Document Type

Article

Publication Date

1-2003

Abstract

In the literature on legal transitions, the term "transition policy" is generally understood to mean a rule or norm that influences policymakers' decisions concerning the extent to which legal change should be accompanied by transition relief, whether in the form of grandfathering or phase-ins or direct compensation. Legal change within this literature is defined broadly, and somewhat counter-intuitively, to include any resolution of the uncertainty regarding what the law will be in the future or how the law will be applied to future circumstances. Thus, a legal change would obviously include an unexpected repeal of a tax provision, such as the home mortgage interest deduction, or a shift in tort law from a negligence or fault-based regime to a strict liability regime.' Perhaps less obviously, however, a legal change will also be said to have occurred under this framework in circumstances in which the statutory law or an existing common law rule remains unchanged, but is applied, either by courts or by some regulatory agency, in ways that the relevant private parties were not expecting.
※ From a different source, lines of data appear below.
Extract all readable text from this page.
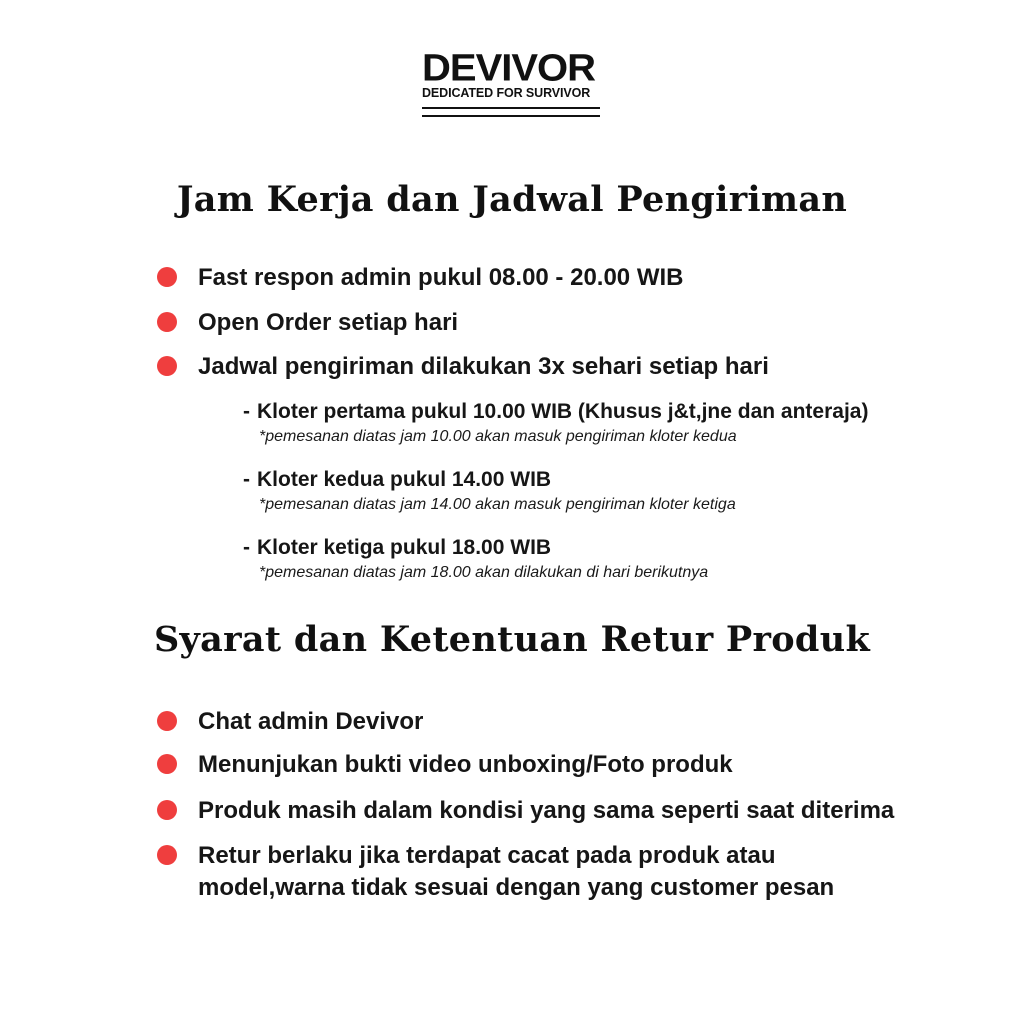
DEVIVOR
DEDICATED FOR SURVIVOR
Jam Kerja dan Jadwal Pengiriman
Fast respon admin pukul 08.00 - 20.00 WIB
Open Order setiap hari
Jadwal pengiriman dilakukan 3x sehari setiap hari
- Kloter pertama pukul 10.00 WIB (Khusus j&t,jne dan anteraja)
*pemesanan diatas jam 10.00 akan masuk pengiriman kloter kedua
- Kloter kedua pukul 14.00 WIB
*pemesanan diatas jam 14.00 akan masuk pengiriman kloter ketiga
- Kloter ketiga pukul 18.00 WIB
*pemesanan diatas jam 18.00 akan dilakukan di hari berikutnya
Syarat dan Ketentuan Retur Produk
Chat admin Devivor
Menunjukan bukti video unboxing/Foto produk
Produk masih dalam kondisi yang sama seperti saat diterima
Retur berlaku jika terdapat cacat pada produk atau
model,warna tidak sesuai dengan yang customer pesan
Thus, "a transition issue [and hence the need to choose a transition policy] will be said to arise whenever an act has future consequences and the legal regime applicable to those future consequences is not known with certainty at the outset." As it turns out, according to the consequentialist-or law-and-economicsframework that has come to dominate legal scholarship on transition issues, whether certain types of legal change should be applied retroactively or prospectively and, more generally, the extent to which the government should seek to eliminate transition losses and gains turns on the answers to two sets of questions. This Article focuses on these two questions and, in evaluating them, seeks to make the strongest possible consequentialist-here, incentive-based-argument in support of applying legal change retroactively in certain contexts. First, under what circumstances will private parties-whether individuals or firms-make unbiased assessments of the likelihood and nature of legal change and of the transition policy that will be applied? Second, should legal change be expected, over the long run, to move in a desirable direction? To put this second question differently, in what areas or with respect to what types of law can we assume that there will be "legal progress"?